A Carmen Tarleton le pusieron una cara nueva el día de San Valentín de 2013. Durante la operación, de 15 horas, los cirujanos le implantaron la cara de Cheryl Denelli-Righter, una mujer de 56 años muerta horas antes por un derrame cerebral. Gracias a ella, Carmen tiene ahora una boca, párpados y algo parecido al rostro que perdió cuando su ex marido, en 2007, la atacó brutalmente con un bate de béisbol y un bote de sosa cáustica.

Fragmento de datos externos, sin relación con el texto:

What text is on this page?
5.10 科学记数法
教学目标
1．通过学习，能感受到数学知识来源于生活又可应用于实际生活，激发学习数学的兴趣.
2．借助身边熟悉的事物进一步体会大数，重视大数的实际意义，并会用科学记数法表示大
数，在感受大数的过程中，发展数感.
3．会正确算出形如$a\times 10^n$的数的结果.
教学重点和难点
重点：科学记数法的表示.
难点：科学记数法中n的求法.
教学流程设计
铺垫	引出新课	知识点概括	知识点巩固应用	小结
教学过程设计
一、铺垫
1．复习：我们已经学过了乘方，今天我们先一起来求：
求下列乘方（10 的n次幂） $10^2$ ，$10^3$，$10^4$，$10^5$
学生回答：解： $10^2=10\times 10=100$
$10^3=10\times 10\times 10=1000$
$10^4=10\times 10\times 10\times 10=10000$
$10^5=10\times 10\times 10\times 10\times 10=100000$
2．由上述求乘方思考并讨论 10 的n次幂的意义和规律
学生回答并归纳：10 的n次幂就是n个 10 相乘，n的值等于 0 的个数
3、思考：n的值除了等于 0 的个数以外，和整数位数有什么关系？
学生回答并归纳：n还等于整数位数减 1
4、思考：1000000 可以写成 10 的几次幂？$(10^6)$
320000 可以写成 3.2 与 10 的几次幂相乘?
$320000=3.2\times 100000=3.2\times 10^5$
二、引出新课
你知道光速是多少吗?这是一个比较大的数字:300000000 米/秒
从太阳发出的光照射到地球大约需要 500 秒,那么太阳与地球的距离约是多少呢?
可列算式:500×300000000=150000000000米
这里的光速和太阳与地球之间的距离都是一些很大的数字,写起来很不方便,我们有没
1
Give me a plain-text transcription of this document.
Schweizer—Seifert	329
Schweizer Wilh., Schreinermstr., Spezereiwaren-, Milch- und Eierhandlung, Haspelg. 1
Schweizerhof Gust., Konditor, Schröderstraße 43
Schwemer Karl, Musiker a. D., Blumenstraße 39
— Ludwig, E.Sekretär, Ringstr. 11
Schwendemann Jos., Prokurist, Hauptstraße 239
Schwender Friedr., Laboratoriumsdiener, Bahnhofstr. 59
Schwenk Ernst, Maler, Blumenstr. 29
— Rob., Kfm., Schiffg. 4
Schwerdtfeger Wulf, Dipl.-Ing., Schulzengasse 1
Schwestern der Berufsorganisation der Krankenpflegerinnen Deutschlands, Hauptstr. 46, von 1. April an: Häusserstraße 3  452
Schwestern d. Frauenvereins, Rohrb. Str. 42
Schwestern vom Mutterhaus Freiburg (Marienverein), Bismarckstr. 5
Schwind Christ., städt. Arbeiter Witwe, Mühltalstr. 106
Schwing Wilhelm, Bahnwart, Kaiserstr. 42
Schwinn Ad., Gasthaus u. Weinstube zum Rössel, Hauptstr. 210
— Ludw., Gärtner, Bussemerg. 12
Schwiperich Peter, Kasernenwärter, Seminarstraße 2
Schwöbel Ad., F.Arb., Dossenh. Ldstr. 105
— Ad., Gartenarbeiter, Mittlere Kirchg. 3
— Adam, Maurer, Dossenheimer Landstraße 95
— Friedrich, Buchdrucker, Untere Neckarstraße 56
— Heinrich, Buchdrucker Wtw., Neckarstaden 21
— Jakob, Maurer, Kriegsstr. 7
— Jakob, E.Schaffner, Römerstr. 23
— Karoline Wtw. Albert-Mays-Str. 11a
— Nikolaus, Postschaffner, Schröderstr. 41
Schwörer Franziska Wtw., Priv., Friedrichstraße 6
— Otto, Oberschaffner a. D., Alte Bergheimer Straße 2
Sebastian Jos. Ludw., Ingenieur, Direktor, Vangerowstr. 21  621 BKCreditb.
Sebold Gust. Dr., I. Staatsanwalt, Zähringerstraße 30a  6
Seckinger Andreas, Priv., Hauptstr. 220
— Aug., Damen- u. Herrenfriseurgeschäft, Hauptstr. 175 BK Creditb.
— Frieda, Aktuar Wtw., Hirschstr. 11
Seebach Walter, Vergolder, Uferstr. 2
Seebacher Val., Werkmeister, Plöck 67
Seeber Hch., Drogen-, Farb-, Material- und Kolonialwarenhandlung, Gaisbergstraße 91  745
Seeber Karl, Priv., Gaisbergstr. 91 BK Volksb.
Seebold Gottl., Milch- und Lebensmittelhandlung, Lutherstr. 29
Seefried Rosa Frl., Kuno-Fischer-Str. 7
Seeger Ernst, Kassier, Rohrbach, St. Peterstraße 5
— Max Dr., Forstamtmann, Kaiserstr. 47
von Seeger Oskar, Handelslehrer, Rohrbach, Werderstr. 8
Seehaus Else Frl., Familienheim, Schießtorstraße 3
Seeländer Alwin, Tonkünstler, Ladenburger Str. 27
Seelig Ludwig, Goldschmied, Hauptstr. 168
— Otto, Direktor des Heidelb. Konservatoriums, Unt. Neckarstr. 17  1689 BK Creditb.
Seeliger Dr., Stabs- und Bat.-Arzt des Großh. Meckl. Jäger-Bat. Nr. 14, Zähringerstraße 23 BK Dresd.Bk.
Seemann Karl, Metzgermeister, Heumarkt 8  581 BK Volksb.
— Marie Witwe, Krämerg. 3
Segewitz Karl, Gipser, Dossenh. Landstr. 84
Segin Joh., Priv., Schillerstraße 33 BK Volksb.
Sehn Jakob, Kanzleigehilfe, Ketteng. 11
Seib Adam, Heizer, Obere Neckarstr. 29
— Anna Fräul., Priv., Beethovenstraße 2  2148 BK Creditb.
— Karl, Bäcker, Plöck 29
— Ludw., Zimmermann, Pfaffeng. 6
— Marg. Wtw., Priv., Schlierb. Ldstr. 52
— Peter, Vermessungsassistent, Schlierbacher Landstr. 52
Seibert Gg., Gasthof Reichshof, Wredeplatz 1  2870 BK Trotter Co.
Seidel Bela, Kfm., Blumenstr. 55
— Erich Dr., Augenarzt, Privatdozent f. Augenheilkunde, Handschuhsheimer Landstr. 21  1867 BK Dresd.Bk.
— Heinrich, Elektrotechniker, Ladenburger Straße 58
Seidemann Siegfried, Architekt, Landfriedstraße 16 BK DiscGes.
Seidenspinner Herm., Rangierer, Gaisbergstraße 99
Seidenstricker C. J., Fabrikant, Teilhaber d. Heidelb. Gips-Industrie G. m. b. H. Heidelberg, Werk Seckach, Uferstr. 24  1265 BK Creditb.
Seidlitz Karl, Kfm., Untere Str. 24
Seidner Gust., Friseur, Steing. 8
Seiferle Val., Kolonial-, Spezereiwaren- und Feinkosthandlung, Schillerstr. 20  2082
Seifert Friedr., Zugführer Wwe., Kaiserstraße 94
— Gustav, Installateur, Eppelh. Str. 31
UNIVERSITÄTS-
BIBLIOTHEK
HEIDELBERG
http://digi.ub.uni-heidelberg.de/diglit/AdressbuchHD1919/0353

Pero el de Carmen no fue un trasplante más. Cambiar la cara de una persona, como explica el equipo de periodistas que ha seguido su caso y lo documenta en un excepcional reportaje para The Verge, supone también un cambio psicológico y de identidad. "Esto es una bomba psicológica", asegura la doctora Carla Bluhm. "Son personas victimizadas y desfiguradas cuando entran en la sala de operaciones y, cuando salen, esa identidad cambia de repente".



Ya no se parecerán a su antiguo 'yo' ni tendrán la misma cara del donante, aunque muchos comienzan a mirarse y a ver la cara del otro en el espejo. Los especialistas conocen este fenómeno como "trasferencia de identidad" y todavía no se conocen bien los resortes psicológicos que se ponen en marcha, pero el paciente - como en el caso de Carmen - vuelve a tener una vida.

Os recomiendo que veáis el vídeo con tiempo y disfrutéis del reportaje, un verdadero lujo periodístico en los tiempos que corren.

Enlace: Beyond recognition: the incredible story of a face transplant (Katie Drummond, The Verge)


3 Respuestas ( Deja un comentario )

  1. Samuel Zarza Fernández dijo...
  2. Aún sabiendo que se me puede calificar de extremista, uno se pregunta si 30 años de privación de libertad es castigo suficiente y proporcionado para tal barbarie y brutalidad.

  3. Cesar Ferrari dijo...
  4. No, no eres extremista, es mas yo estaria a favor de la ley del Talion, ojo por ojo, diente por diente.....

  5. Anónimo dijo...
  6. Creo que claro no es comparable a tene rel rostro desfigurado pero el transplante en todos los casos muestra un rostro sin gestos y casi como si de una mascara se tratase.